We need to have a sufficient buffer for the volatility that comes when you don’t expect it

Stale Hansen

But Hansen believes the pandemic has demonstrated why it is important for mutuals to hold so much money in reserve to handle such unexpected events.

“Contingency reserves, helped by investment income, is an important part of overall business strategy for P&I clubs,” he said. “We need to have a sufficient buffer for the volatility that comes when you don’t expect it.”

He conceded that Skuld does have some exposure to cruiseship claims — probably the most costly of upcoming corona­virus-related claims — but not at a level to cause concern.

“I see Covid-19-related claims are starting to pick up and our claims handlers are busy giving advice, but it does not mean that all claims will be costly,” he said. “So far they have been at the lower end of the scale.”

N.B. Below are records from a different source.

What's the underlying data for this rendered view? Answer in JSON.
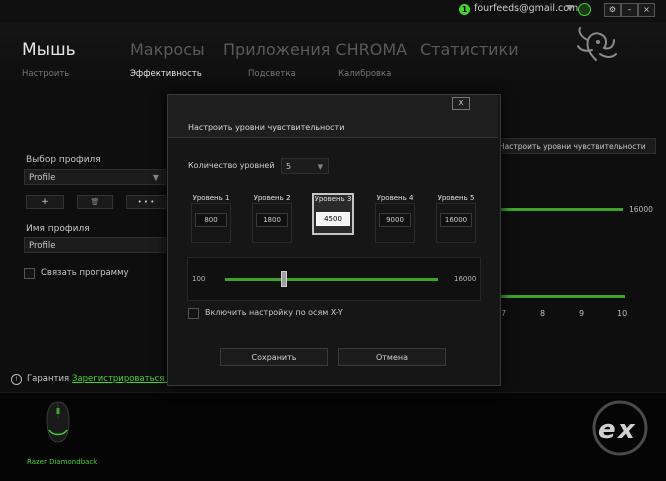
{
  "account": {
    "email": "fourfeeds@gmail.com",
    "badge": "1"
  },
  "window_controls": [
    "⚙",
    "–",
    "×"
  ],
  "main_tabs": [
    "Мышь",
    "Макросы",
    "Приложения CHROMA",
    "Статистики"
  ],
  "sub_tabs": [
    "Настроить",
    "Эффективность",
    "Подсветка",
    "Калибровка"
  ],
  "left_panel": {
    "profile_label": "Выбор профиля",
    "profile_value": "Profile",
    "btn_add": "+",
    "btn_delete": "🗑",
    "btn_more": "• • •",
    "profile_name_label": "Имя профиля",
    "profile_name_value": "Profile",
    "link_program_label": "Связать программу"
  },
  "right_panel": {
    "dropdown_label": "Настроить уровни чувствительности",
    "slider_max": "16000",
    "ticks": [
      "7",
      "8",
      "9",
      "10"
    ]
  },
  "warranty": {
    "label": "Гарантия",
    "link": "Зарегистрироваться се"
  },
  "device": {
    "name": "Razer Diamondback"
  },
  "modal": {
    "title": "Настроить уровни чувствительности",
    "close": "X",
    "levels_label": "Количество уровней",
    "levels_value": "5",
    "stages": [
      {
        "label": "Уровень 1",
        "value": "800",
        "active": false
      },
      {
        "label": "Уровень 2",
        "value": "1800",
        "active": false
      },
      {
        "label": "Уровень 3",
        "value": "4500",
        "active": true
      },
      {
        "label": "Уровень 4",
        "value": "9000",
        "active": false
      },
      {
        "label": "Уровень 5",
        "value": "16000",
        "active": false
      }
    ],
    "slider_min": "100",
    "slider_max": "16000",
    "slider_value": 4500,
    "xy_label": "Включить настройку по осям X-Y",
    "save_label": "Сохранить",
    "cancel_label": "Отмена"
  },
  "colors": {
    "accent": "#44d62c",
    "bar": "#3fa52a"
  }
}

Skuld is also ready to help members get through any corona­virus-related difficulties.

Digital ramp-up

“We will support members and clients in challenging times,” Hansen said. “We have not seen a big increase in lay-ups, but that could change. It is already a ­challenging time for many of our members.”

With companies working more remotely, he said clients appear ready to engage with the club ­digitally, increasingly logging on to their accounts directly.

He has also been surprised by the way the crisis has encouraged competing P&I clubs to share information on virus-related loss-prevention data.

“I see an increase in collaboration between clubs,” he said. “We all do similar loss-prevention activities, so we should benefit all members of the International Group by sharing information.”

Skuld is also active in the hull and machinery markets, and the signs are that it is benefiting from its move out of the Lloyd’s of London market last year.

Figures from the Nordic Association of Marine Insurers (Cefor) indicate that it has seen its premium income grow from $43.2m in 2018 to $54.9m last year.

Hansen said Skuld is benefiting from working in the more cost-efficient, non-Lloyd’s market, via the recently formed Skuld Hull.